Advanced subsearches and transactions in Splunk: Tracing qmail deliveries
The email in question was part of a larger mail processing job, and we're using qmail to process these mails. Yes, qmail – it works great when it comes to doing high-volume, outbound-only deliveries in short time.
The problem challenge is that qmail has an interesting way of logging in the
current log, which looks like this:
@400000005aa66b052a527324 new msg 33778541@400000005aa66b052a527edc info msg 33778541: bytes 7703 from <email@example.com> qp 21534 uid 64011@400000005aa66b052a840e5c starting delivery 7512293: msg 33778541 to remote firstname.lastname@example.org@400000005aa66b060a418aac delivery 7512293: success: 184.108.40.206_accepted_message./Remote_host_said:_250_OK_id=1evM4J-0005W8-QC/@400000005aa66b060a419a4c end msg 33778541
I am not talking about the funny-looking tai64 timestamps, but rather the message and delivery ids. There are several problems with this:
- The message id is based on the Linux filesystem inode id for the mail file sitting in the queue. While being unique at a given time, multiple different mails will use the same message id over time.
- The delivery id is just a counter that increments with every message processed. It will start from scratch if you restart qmail, and so again, this id is not unique over a longer time.

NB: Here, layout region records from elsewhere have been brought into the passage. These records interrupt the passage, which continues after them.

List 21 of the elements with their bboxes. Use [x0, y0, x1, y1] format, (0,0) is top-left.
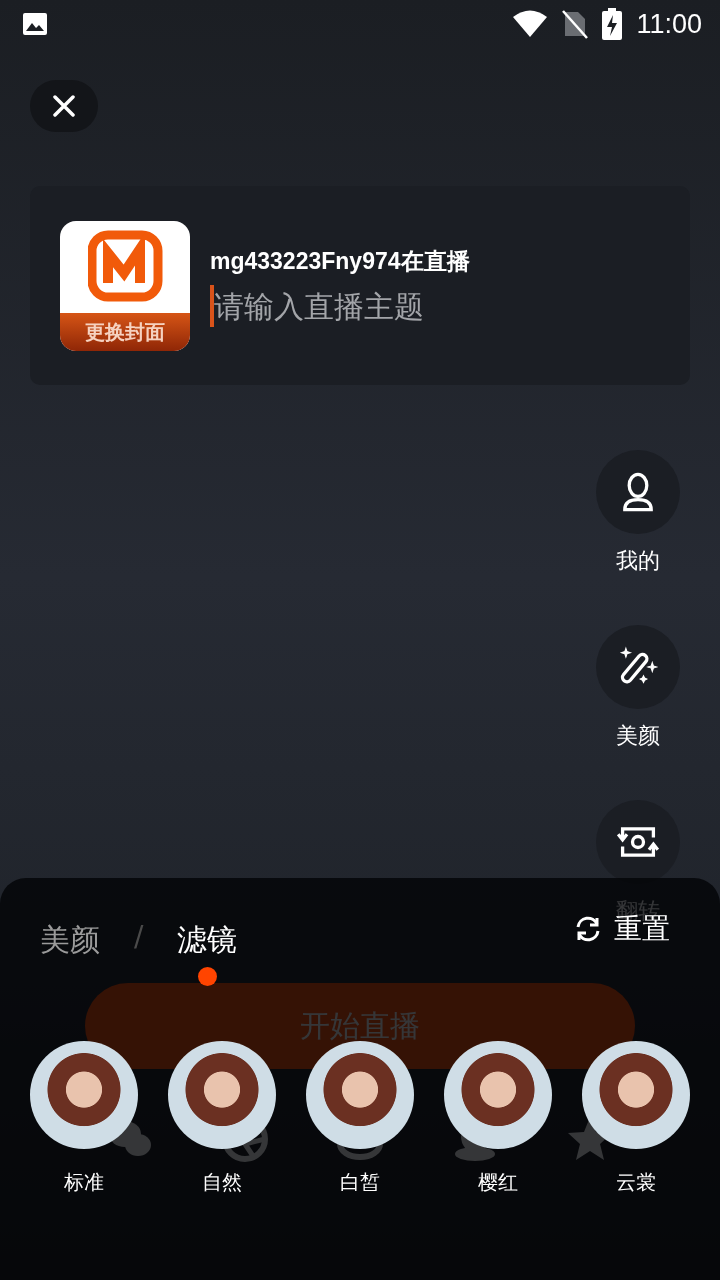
cover-button[interactable]: 更换封面 — [60, 221, 190, 351]
filter-label: 云裳 — [616, 1169, 656, 1196]
topic-input-field[interactable]: 请输入直播主题 — [210, 285, 574, 327]
wifi-icon — [512, 10, 549, 38]
tab-separator: / — [134, 920, 144, 953]
battery-charging-icon — [602, 8, 623, 40]
filter-label: 自然 — [202, 1169, 242, 1196]
stream-title: mg433223Fny974在直播 — [210, 247, 471, 276]
panel-tab[interactable]: 滤镜 — [177, 920, 238, 986]
filter-label: 白皙 — [340, 1169, 380, 1196]
image-icon — [22, 12, 48, 36]
action-label: 美颜 — [616, 722, 660, 750]
action-label: 我的 — [616, 547, 660, 575]
panel-tab[interactable]: 美颜 — [40, 920, 100, 986]
no-sim-icon — [562, 9, 589, 39]
filter-label: 樱红 — [478, 1169, 518, 1196]
close-icon — [53, 95, 75, 117]
refresh-icon — [574, 915, 602, 943]
clock-time: 11:00 — [636, 8, 702, 40]
filter-label: 标准 — [64, 1169, 104, 1196]
close-button[interactable] — [30, 80, 98, 132]
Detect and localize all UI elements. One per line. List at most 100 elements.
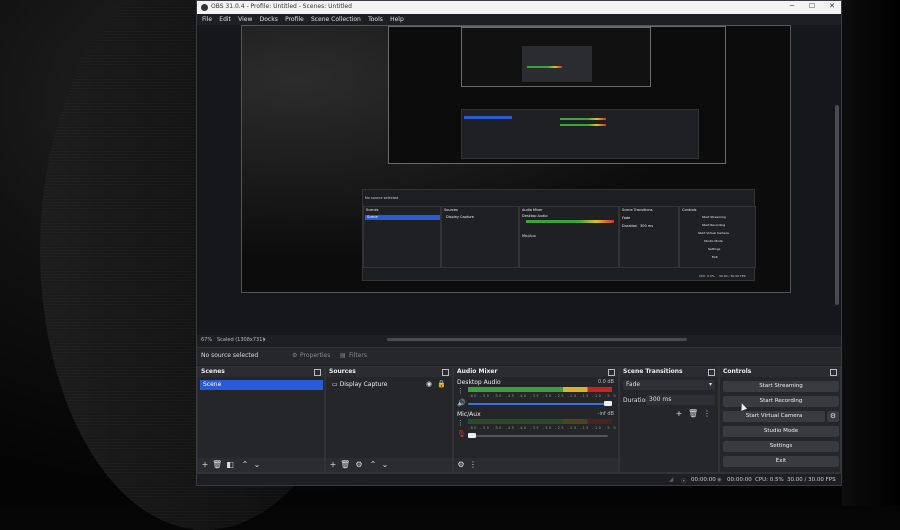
move-up-icon[interactable]: ⌃: [368, 460, 378, 470]
mixer-dock-title: Audio Mixer: [454, 367, 618, 377]
more-options-icon[interactable]: ⋮: [457, 419, 464, 427]
preview-horizontal-scrollbar[interactable]: [387, 338, 687, 341]
virtual-camera-gear-icon[interactable]: ⚙: [827, 411, 839, 422]
nested-controls-dock: Controls Start Streaming Start Recording…: [679, 206, 756, 268]
undock-icon[interactable]: [442, 369, 449, 376]
filters-button[interactable]: Filters: [349, 351, 367, 361]
nested-sources-dock: Sources Display Capture: [441, 206, 519, 268]
move-down-icon[interactable]: ⌄: [252, 460, 262, 470]
nested-controls-title: Controls: [682, 208, 697, 212]
desktop-audio-db: 0.0 dB: [597, 379, 614, 385]
fps-readout: 30.00 / 30.00 FPS: [787, 477, 836, 483]
nested-scene-item: Scene: [365, 215, 440, 220]
add-transition-icon[interactable]: +: [674, 409, 684, 419]
menu-file[interactable]: File: [202, 14, 212, 25]
mic-muted-icon[interactable]: 🎙: [457, 430, 466, 438]
menu-docks[interactable]: Docks: [260, 14, 278, 25]
mic-aux-volume-slider[interactable]: [468, 435, 608, 437]
chevron-down-icon[interactable]: ▾: [263, 337, 266, 343]
remove-scene-icon[interactable]: 🗑: [212, 460, 222, 470]
menu-edit[interactable]: Edit: [219, 14, 231, 25]
menu-tools[interactable]: Tools: [368, 14, 383, 25]
properties-button[interactable]: Properties: [300, 351, 330, 361]
preview-vertical-scrollbar[interactable]: [835, 105, 839, 305]
meter-ticks: -60 -55 -50 -45 -40 -35 -30 -25 -20 -15 …: [468, 394, 618, 398]
nested-meter: [526, 220, 614, 223]
undock-icon[interactable]: [314, 369, 321, 376]
scenes-toolbar: + 🗑 ◧ ⌃ ⌄: [198, 458, 324, 472]
audio-mixer-dock: Audio Mixer Desktop Audio 0.0 dB ⋮ -60 -…: [453, 366, 619, 473]
monitor-icon: ▭: [332, 381, 340, 388]
duration-spinbox[interactable]: 300 ms: [646, 395, 715, 405]
transition-select[interactable]: Fade ▾: [623, 380, 715, 390]
desktop-audio-volume-slider[interactable]: [468, 403, 604, 405]
visibility-eye-icon[interactable]: ◉: [426, 380, 432, 388]
no-source-label: No source selected: [201, 352, 259, 359]
nested-transitions-title: Scene Transitions: [622, 208, 653, 212]
source-properties-icon[interactable]: ⚙: [354, 460, 364, 470]
menu-scene-collection[interactable]: Scene Collection: [311, 14, 361, 25]
nested-settings: Settings: [708, 247, 721, 251]
transition-menu-icon[interactable]: ⋮: [702, 409, 712, 419]
maximize-icon[interactable]: ☐: [803, 2, 821, 10]
scene-filters-icon[interactable]: ◧: [225, 460, 235, 470]
undock-icon[interactable]: [608, 369, 615, 376]
mic-aux-meter: [468, 419, 612, 424]
controls-dock: Controls Start Streaming Start Recording…: [719, 366, 841, 473]
mixer-title: Audio Mixer: [457, 368, 498, 375]
nested-ui-panels: [461, 109, 699, 159]
menu-bar: File Edit View Docks Profile Scene Colle…: [197, 14, 841, 25]
desktop-edge: [842, 0, 900, 506]
minimize-icon[interactable]: ─: [783, 2, 801, 10]
menu-help[interactable]: Help: [390, 14, 404, 25]
menu-profile[interactable]: Profile: [285, 14, 304, 25]
gear-icon: ⚙: [292, 352, 298, 359]
remove-source-icon[interactable]: 🗑: [340, 460, 350, 470]
zoom-scale-select[interactable]: Scaled (1308x731): [217, 337, 264, 343]
menu-view[interactable]: View: [238, 14, 252, 25]
settings-button[interactable]: Settings: [723, 441, 839, 452]
scene-list-item[interactable]: Scene: [200, 380, 323, 390]
nested-start-virtual-camera: Start Virtual Camera: [698, 231, 729, 235]
add-source-icon[interactable]: +: [328, 460, 338, 470]
desktop-audio-volume-knob[interactable]: [604, 401, 612, 406]
scenes-dock: Scenes Scene + 🗑 ◧ ⌃ ⌄: [197, 366, 325, 473]
more-options-icon[interactable]: ⋮: [457, 387, 464, 395]
zoom-percent: 67%: [201, 337, 213, 343]
lock-icon[interactable]: 🔒: [437, 380, 446, 388]
undock-icon[interactable]: [830, 369, 837, 376]
nested-cpu: CPU: 0.5%: [699, 274, 715, 278]
mixer-menu-icon[interactable]: ⋮: [468, 460, 478, 470]
close-icon[interactable]: ✕: [823, 2, 841, 10]
mixer-toolbar: ⚙ ⋮: [454, 458, 618, 472]
speaker-icon[interactable]: 🔊: [457, 399, 466, 407]
preview-area[interactable]: No source selected Scenes Scene Sources …: [197, 25, 841, 335]
obs-window: OBS 31.0.4 - Profile: Untitled - Scenes:…: [196, 0, 842, 486]
nested-transitions-dock: Scene Transitions Fade Duration 300 ms: [619, 206, 679, 268]
sources-dock-title: Sources: [326, 367, 452, 377]
record-status-icon: ◉: [717, 477, 722, 483]
remove-transition-icon[interactable]: 🗑: [688, 409, 698, 419]
advanced-audio-gear-icon[interactable]: ⚙: [456, 460, 466, 470]
mic-aux-volume-knob[interactable]: [468, 433, 476, 438]
nested-scenes-dock: Scenes Scene: [363, 206, 441, 268]
obs-logo-icon: [201, 4, 208, 11]
start-streaming-button[interactable]: Start Streaming: [723, 381, 839, 392]
exit-button[interactable]: Exit: [723, 456, 839, 467]
desktop-audio-label: Desktop Audio: [457, 379, 501, 386]
nested-preview-1: [388, 26, 726, 164]
transition-selected-value: Fade: [626, 381, 641, 388]
controls-dock-title: Controls: [720, 367, 840, 377]
start-virtual-camera-button[interactable]: Start Virtual Camera: [723, 411, 825, 422]
undock-icon[interactable]: [708, 369, 715, 376]
move-up-icon[interactable]: ⌃: [240, 460, 250, 470]
desktop-audio-meter: [468, 387, 612, 392]
stream-time: 00:00:00: [691, 477, 716, 483]
studio-mode-button[interactable]: Studio Mode: [723, 426, 839, 437]
preview-canvas[interactable]: No source selected Scenes Scene Sources …: [241, 25, 791, 293]
move-down-icon[interactable]: ⌄: [380, 460, 390, 470]
zoom-bar: 67% Scaled (1308x731) ▾: [197, 335, 841, 347]
controls-title: Controls: [723, 368, 752, 375]
add-scene-icon[interactable]: +: [200, 460, 210, 470]
nested-mixer-dock: Audio Mixer Desktop Audio Mic/Aux: [519, 206, 619, 268]
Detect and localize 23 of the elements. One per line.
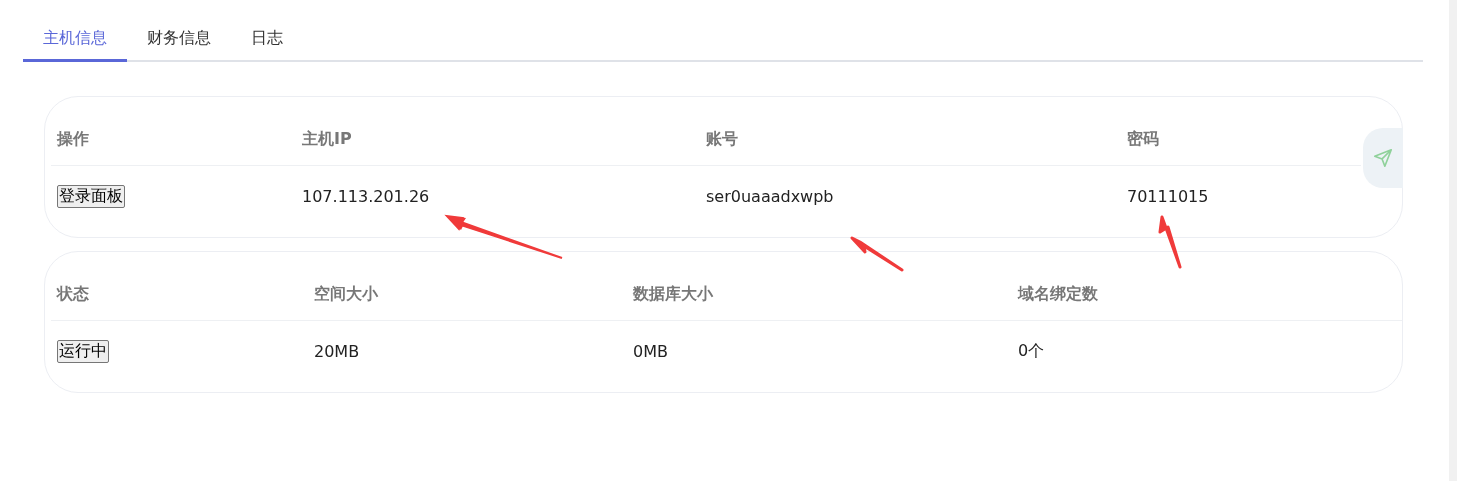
column-header: 空间大小 bbox=[308, 264, 627, 321]
table-cell: 0MB bbox=[633, 341, 668, 361]
annotation-arrow bbox=[850, 236, 904, 272]
annotation-arrow bbox=[1158, 215, 1182, 269]
column-header: 账号 bbox=[700, 109, 1121, 166]
column-header: 主机IP bbox=[296, 109, 700, 166]
tab[interactable]: 日志 bbox=[231, 22, 303, 62]
send-button[interactable] bbox=[1363, 128, 1403, 188]
column-header: 操作 bbox=[51, 109, 296, 166]
tab[interactable]: 主机信息 bbox=[23, 22, 127, 62]
table-button[interactable]: 运行中 bbox=[57, 339, 109, 363]
tab[interactable]: 财务信息 bbox=[127, 22, 231, 62]
table-cell: 0个 bbox=[1018, 340, 1045, 362]
send-icon bbox=[1372, 147, 1394, 169]
column-header: 密码 bbox=[1121, 109, 1361, 166]
column-header: 状态 bbox=[51, 264, 308, 321]
column-header: 域名绑定数 bbox=[1012, 264, 1402, 321]
table-button[interactable]: 登录面板 bbox=[57, 184, 125, 208]
table-cell: 107.113.201.26 bbox=[302, 186, 430, 206]
table-cell: 20MB bbox=[314, 341, 360, 361]
table-cell: ser0uaaadxwpb bbox=[706, 186, 834, 206]
column-header: 数据库大小 bbox=[627, 264, 1012, 321]
table-cell: 70111015 bbox=[1127, 186, 1209, 206]
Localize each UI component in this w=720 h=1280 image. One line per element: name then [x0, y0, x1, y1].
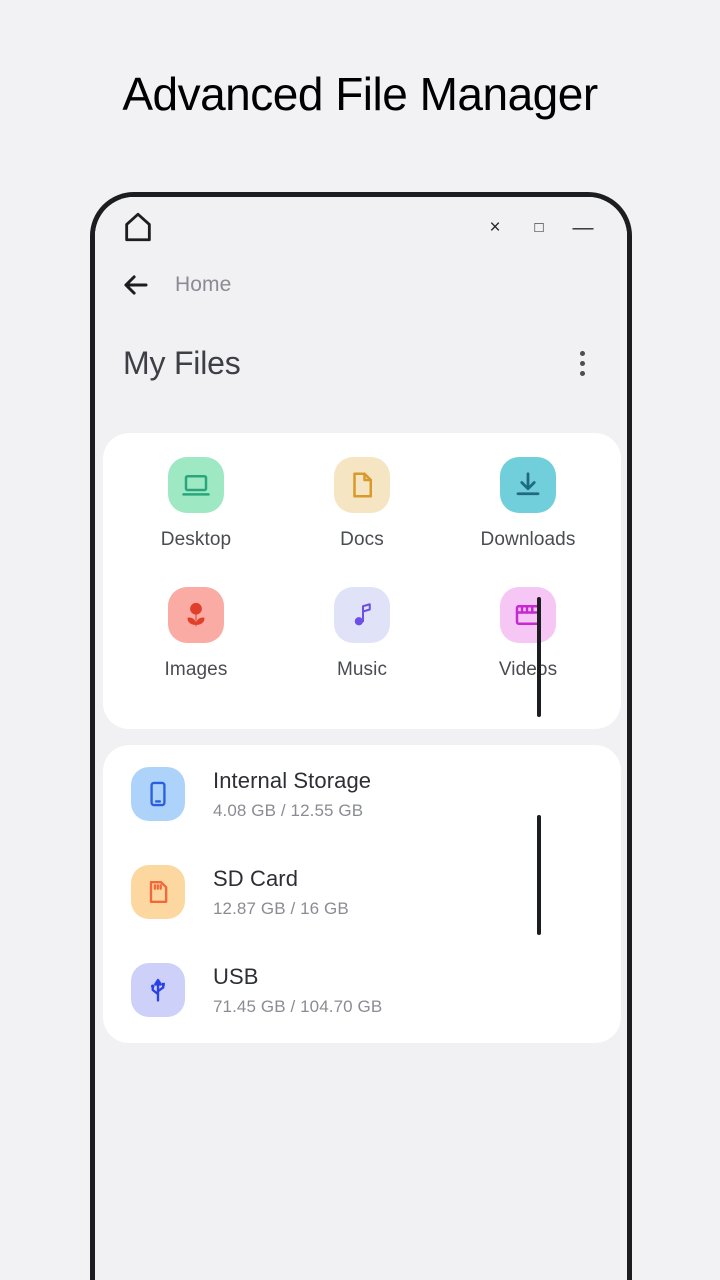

- While you get the information that a particular delivery has been started for a given message id, all further information regarding the progress of this delivery is logged only with the delivery id, but does not show the message id again. That's probably due to the way the qmail architecture uses different processes for isolated tasks.
In order to get a comprehensive Splunk report for a given email address and to make it run in acceptable time, I had to learn about Splunk subsearches and transaction grouping.
Use a subsearch to narrow down relevant events
First, lets start with a simple Splunk search for the recipient address.
index=mail sourcetype=qmail_current email@example.com
In particular, this will find the
starting delivery events for this address, like the third log line shown above. Having done our homework, Splunk extractions are set up in a way that we get the
qmail_delivery fields for this event.
Now, in order to get a complete report including delivery progress, we need to consider all log events that include either the appropriate message id or delivery id.
With a default Splunk subsearch, the outer search will get all events where every field returned from the subsearch matches.
This works because Splunk applies the
format command implicitly on subsearches. Try this:
index=mail sourcetype=qmail_current firstname.lastname@example.org | fields qmail_msg qmail_delivery | format
This will return a single event with a field named
search and a value like
( ( qmail_delivery="8227046" AND qmail_msg="33565415" ) OR ( qmail_delivery="7947353" AND qmail_msg="33719121" ) OR ...)
Splunk will first execute the subsearch. Then, the value from this
search field is taken as a replacement for the subsearch part of the query. Finally, the resulting query is executed.
You can, in fact, put the format command in your subsearch yourself and use parameters to modify the resulting string. Let's do this and directly combine it with a subsearch:
index=mail sourcetype=qmail_current [ search index=mail sourcetype=qmail_current email@example.com | fields qmail_msg qmail_delivery | format "" "" "OR" "" "OR" ""]
This search fetches all log events that either have a message id or a delivery id for any message or delivery ids that appears in context with the recipient address.
Group events as transactions
You can then use the transaction command to group events. As you can see from the log excerpt above, qmail transactions start with
new msg and end with
end msg. We need to pick the message id from the start event and also include all events that have this message id and occur before the end event.
Additionally, the delivery id makes up the transaction. The transaction command is smart enough to pick up any delivery id that appears together with the message id we're following, and it can use this delivery id to include further events, even if they lack the message id. The transaction documentation has an example for this.
Adding a maximum duration between single transaction events for added performance, this gives us
| transaction qmail_msg qmail_delivery startswith="new msg" endswith="end msg" maxpause=1h
Now the last step is to once again filter out transactions that do not contain our intended recipient. Those transactions may show up because, as I stated in the beginning, the ids used by qmail are not unique. So while the subsearch finds the right ids for our particular recipient, the outer search may produce too many intermediate results.
We remove those transactions by applying a final
| search firstname.lastname@example.org
Putting it all together, we get
index=mail sourcetype=qmail_current [ search index=mail sourcetype=qmail_current email@example.com | fields qmail_msg qmail_delivery | format "" "" "OR" "" "OR" "" ] | transaction qmail_msg qmail_delivery startswith="new msg" endswith="end msg" maxpause=1h | search firstname.lastname@example.org
Most Splunk queries like this seem to do magic. And once they work, you tend to forget how they work or why they probably produce correct results. In part, this is why I am writing this up as a note to my future self.
Also, because a query like this is hard to remember or to re-construct, I saved this search as a Splunk dashboard. That allows you to add a handy input box for the address et voilà, we have a simple-to-use interface for our next support call.